With only three episodes left, Mad Men feels like it has all the time in the word to reach a satisfying conclusion. If that’s what the creators are aiming for. This a show that hasn’t been afraid to throw a curveball, whether it’s been Roger’s shrinking cigarette or Burt’s musical goodbye. Something deliberate is going on here, as the story continues on as if the end isn’t coming. Have we already hit the climatic notes for the series? I felt after the mid-season finale last year that the show had set out for all it had to do. Don had come back from the grave and won his job back, and along the way made up with Peggy. Joan had become a millionaire. Roger was now the president of the company. Where could these characters go? If this final stretch has proven anything, it’s nowhere.
The is best exemplified when a saleswoman, after struggling to sell the place, tells him it reeks of sadness. Don quips that a lot of great things happened there. The woman smiles back as if to cut to his heart. Nothing good has happened there.
For all that Don’s gone through, two divorces, poverty, an identity crisis, he still seems to be back at square one. Just a sad sack who’s only got his looks left. This last point is crystallized by Mathis, who after offending a client, made a crass joke that Don told him. The plan backfired, and Mathis stormed back into Don’s office, where he imparted to Don that all of his success was because of his looks. Fair point.
The theme of going nowhere is also expressed when Roger gives Don the assignment to write a speech about the future of the company. No science fiction he adds. Don is seen struggling to come up with any ideas, and attempts to coax ideas out of Peggy. She tells him she wants to land a big deal, to be the first woman creative director, and to make something that lasts. Don brushes off this last dream, and looks at Peggy questioningly, as if her dreams are just fluff. He did the same thing when Ted told him he wants to land a pharmaceutical company.
Even Joan finds herself running on the hamster wheel, as she finds herself back in a relationship with an older male. The new guy, whose name is Richard, is played by veteran actor Bruce Greenwood. He oozes suaveness and has the wealth to back it up. As the two flirt, they both lie about their lives. Richard pretends to be an interviewee for the firm, whereas Joan hides the fact that she has a kid. The false representation doesn’t hold up, and soon Joan is confessing to Richard about her life.
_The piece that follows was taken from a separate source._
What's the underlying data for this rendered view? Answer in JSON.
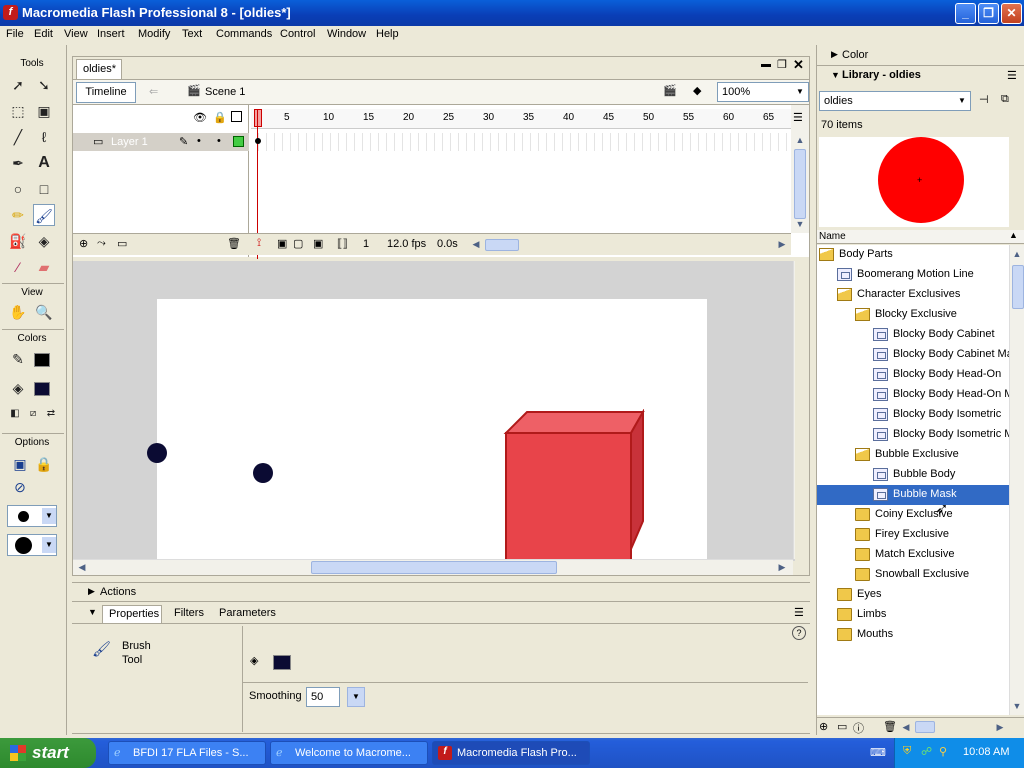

Richard tells Joan he’s done with kids, which upsets Joan enough to walk out on him. She may be a millionaire, but she’s still a single mom.
There are many who have been irritated by these episodes, most upset by how new characters are being introduced while little time is being spent on the main characters we’ve spent so much time with. There may be some justification for these annoyances, but I’ve long since learned to put my trust in Matt Weiner. As the show winds down, life goes on, and not even the characters from Mad Men can escape it. The question is can they, or rather will they, change? Don’s become a new man as he learns to accept his identity as Dick Whitman, but he’s still the guy locked out of his apartment, starring off into the distance, alone and sad. To recall from a song in an earlier episode, “Is that all there is?”